HappyHorse 1.0: the first video model that nails sync audio

Alibaba’s HappyHorse 1.0 shipped on Thursday. By the end of the day it was at the top of the public video leaderboards, and by the end of the week the only conversation in our group chat was about how the audio actually works. We’re calling it: this is the first generally-available text-to-video model where the sound matches the picture by design, not by retrofitted lip-sync. That changes the lineup. It also changes the kind of work you can credibly ship out of a generative pipeline.

The audio-sync problem, briefly

Most “text-to-video with audio” up to now has been two pipelines stapled together. The visual model generates a clip. A separate audio model generates sound. A third stage tries to align them — match the dog bark to the dog’s mouth, the door slam to the door closing, the music swell to the camera move. The seams show, especially on dialogue. You see a person speaking. Their lip shapes don’t match the syllables. The brain notices instantly.

The fix isn’t better lip-sync software. It’s training the visual and audio streams together, so the model is reasoning about sound and picture as one signal. That’s hard for practical reasons (the training data is messier and more expensive to curate) and architectural reasons (you need cross-modal attention that doesn’t degrade either stream). HappyHorse 1.0 is the first model that ships this jointly, at quality, in production.

What it actually does well

A week into using it on real briefs, the wins are concrete:

Dialogue. Lip-sync is correct for the syllables, not just the mouth movements. Stress on the right word lines up with eyebrow lift. Eye contact pattern matches the cadence of the line. This is the part that felt like science fiction in our first test prompt and is now the part we lean on hardest.

Foley. Footsteps land on the frames where the foot lands. Doors slam on the frame where they close. Pour a glass of water in a clip and the water sound starts when the lip of the pitcher tips, not 200ms late.

Score. When the prompt asks for music, the music has structure that matches the visual structure — swells on motion, hits on cuts. It’s not at “professional composer” level, but it’s at “competent indie scene-setter” level, which is far better than any other generative audio we’ve integrated.

What still needs another generation

The model isn’t magic. Three areas where we’re still patching by hand:

Music identity. It can compose, but it can’t reproduce a specific artist or track. If your brand has a sonic signature, you’re still laying that in post.
Sound effects libraries. For very specific named effects — a Star Wars-style blaster, a sitcom laugh-track — you’re better off generating silent video and dropping the effect on the timeline.
Long clips. Like every video model in 2026, HappyHorse drifts past the 15-second mark. For multi-shot sequences, you still cut.

What it makes shippable

The bigger story is the kind of work that’s now feasible without a post-production stage. A few examples from real use this week:

A 12-second product explainer with VO that lip-syncs to a person holding the product. Previously: two days, three tools, one freelance animator.

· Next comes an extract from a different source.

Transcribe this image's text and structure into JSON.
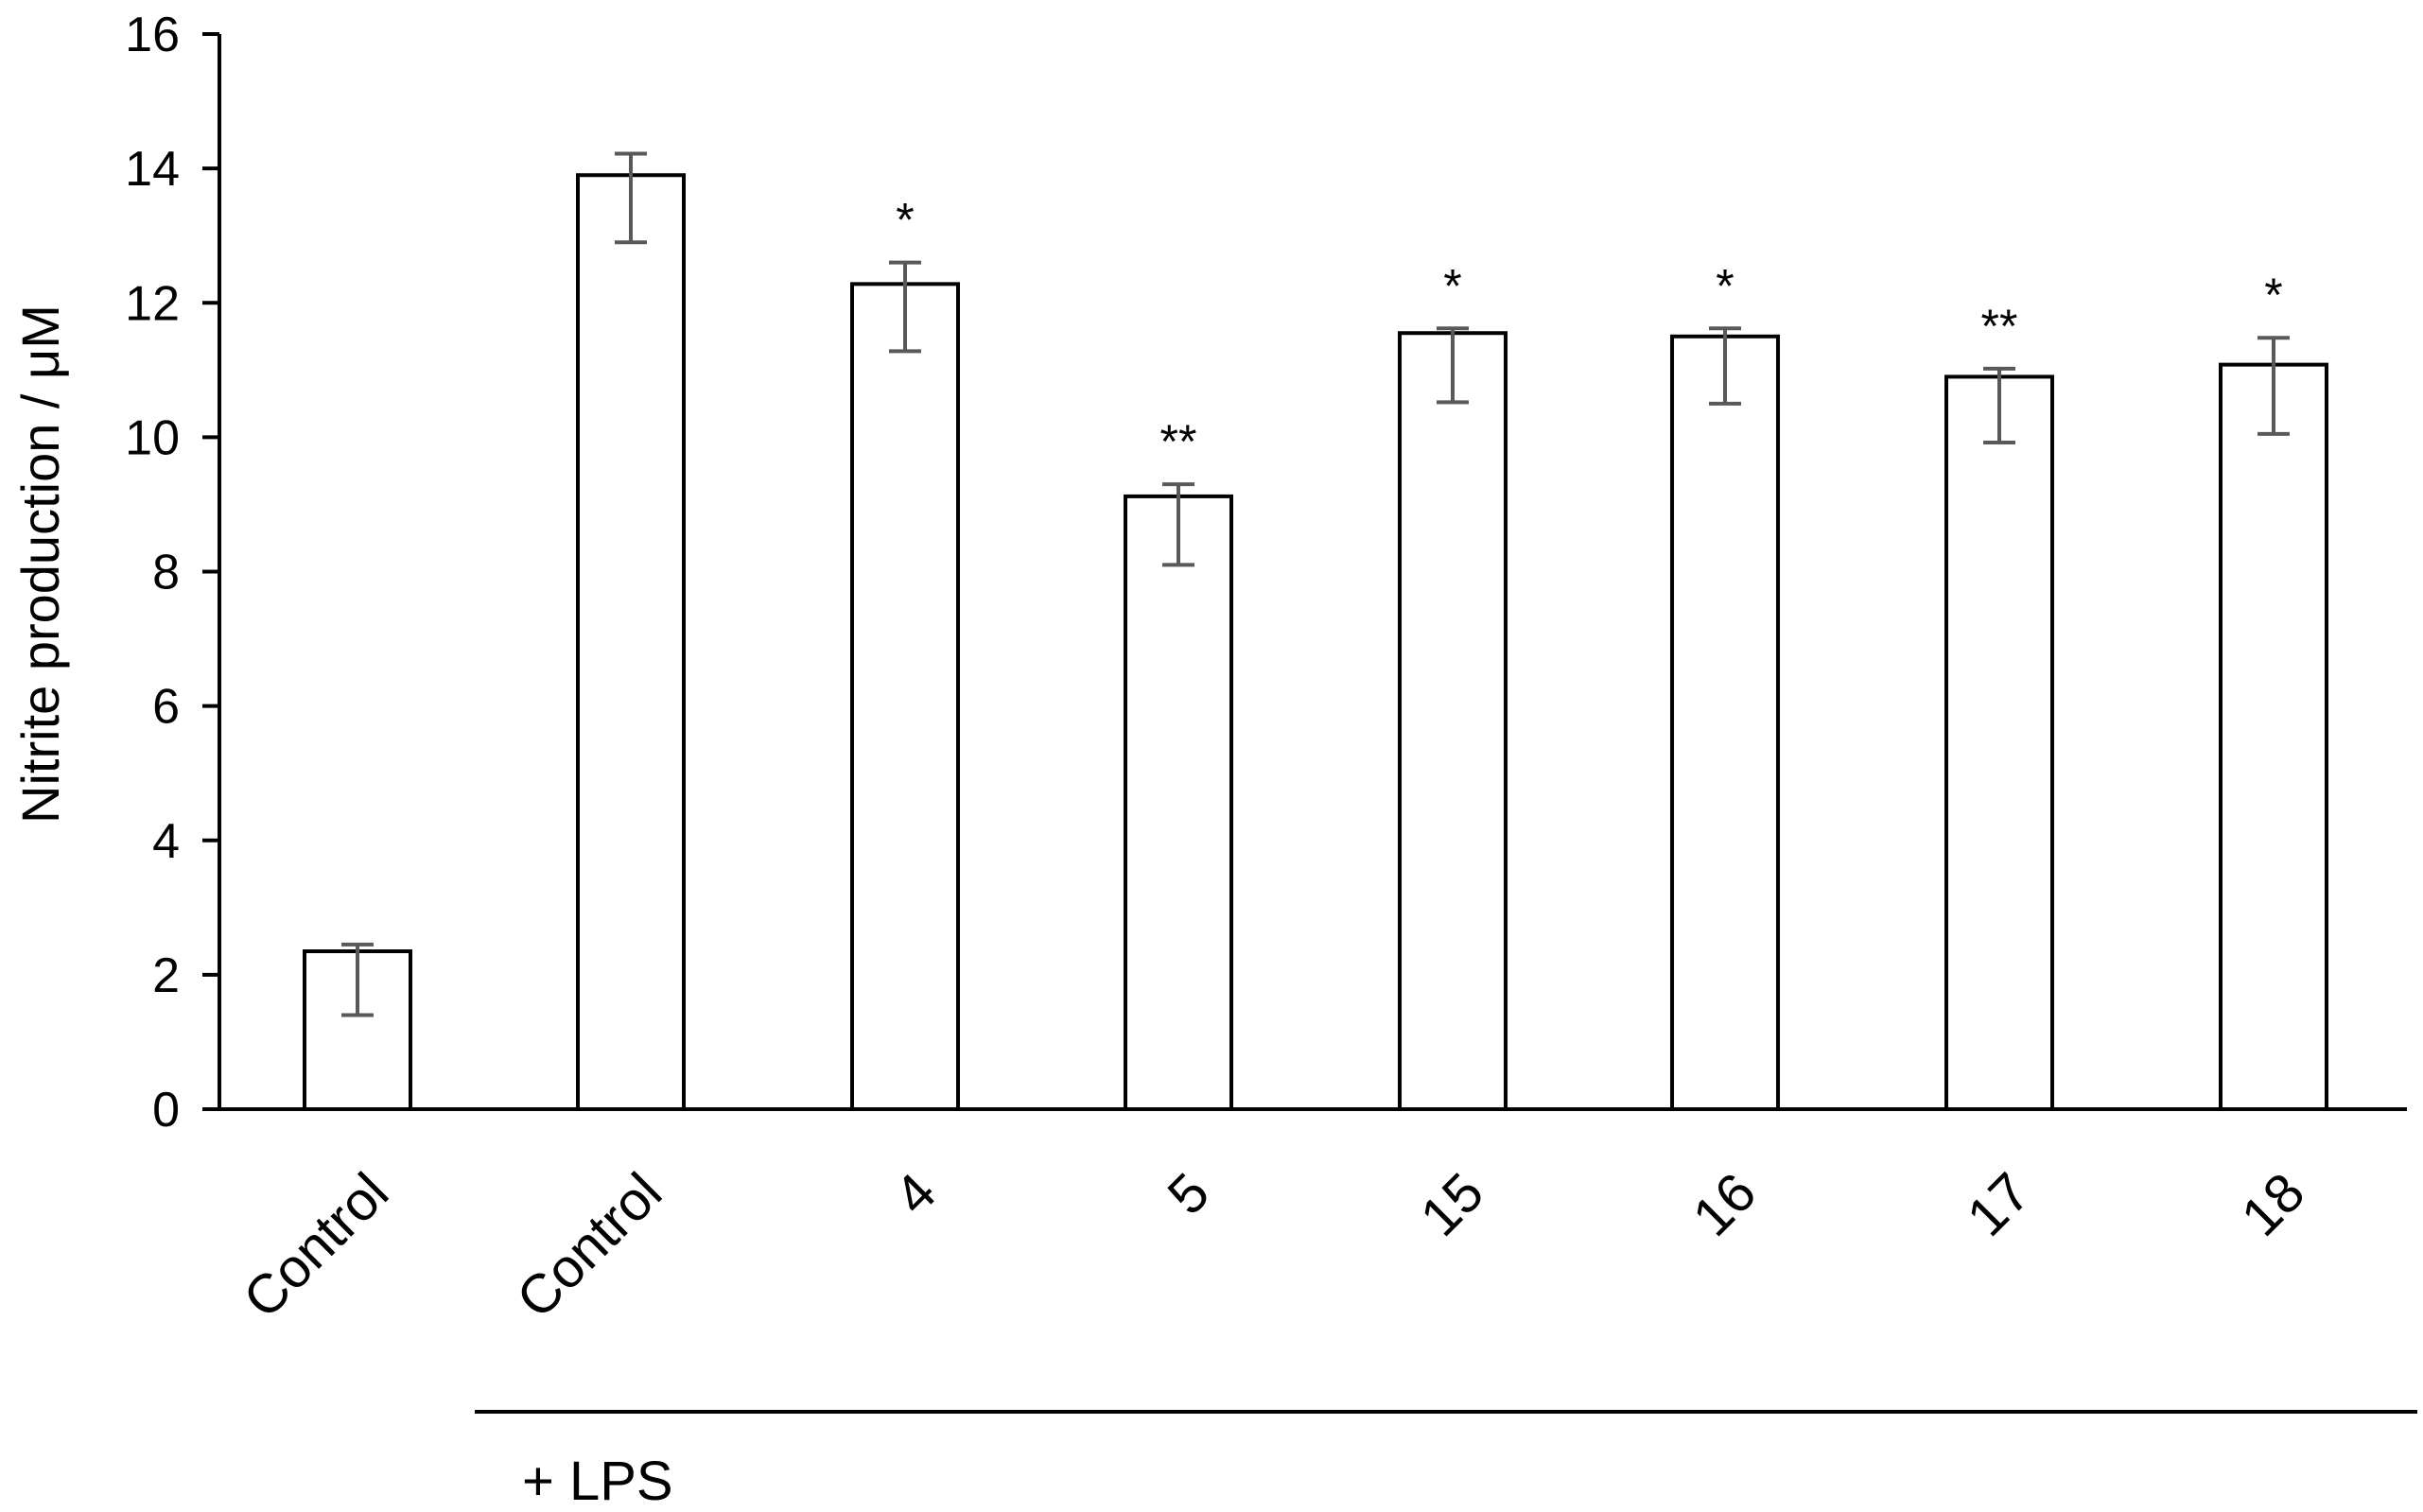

With HappyHorse: forty minutes, one prompt with reference images, one round of edits.
A 30-second ad cut with diegetic sound (footsteps, ambient room noise, a phone notification on cue). Previously: video tool, audio tool, alignment pass, mixing pass. With HappyHorse: render twice, pick the better take.
A character-talking-to-camera reel for a brand spokesperson. Previously: this didn’t work — the lip-sync from prior models was uncanny enough to kill the take. With HappyHorse: usable on first or second generation about 70% of the time.

Where it sits in the recommendation logic

Effective today in the studio: HappyHorse 1.0 is the default for video generations when your prompt requires audio. The picker reads “audio implied” from prompts that include words like dialogue, says, talks, speaks, music, sound of, foley, or VO, and routes there unless you override.

For cinematic 4K with audio added in post: Veo 3.1 still wins on visual. For social drafts: Grok Imagine still wins on speed and feel. For reference-driven sequences: Seedance 2.0 still wins on consistency. HappyHorse owns the joint audio-video slot specifically — and that slot is suddenly the most useful one in the lineup, because so much production work is the audio-video joint.

A note on the leaderboard

HappyHorse 1.0 also leads the visual-only benchmarks this week, which is real but not the headline. Visual leaderboards swap every six weeks. The audio-video integration is the structural shift — the thing the rest of the field will spend the next year catching up to. We’re glad it’s already in the studio at the same shared credit cost as anything else.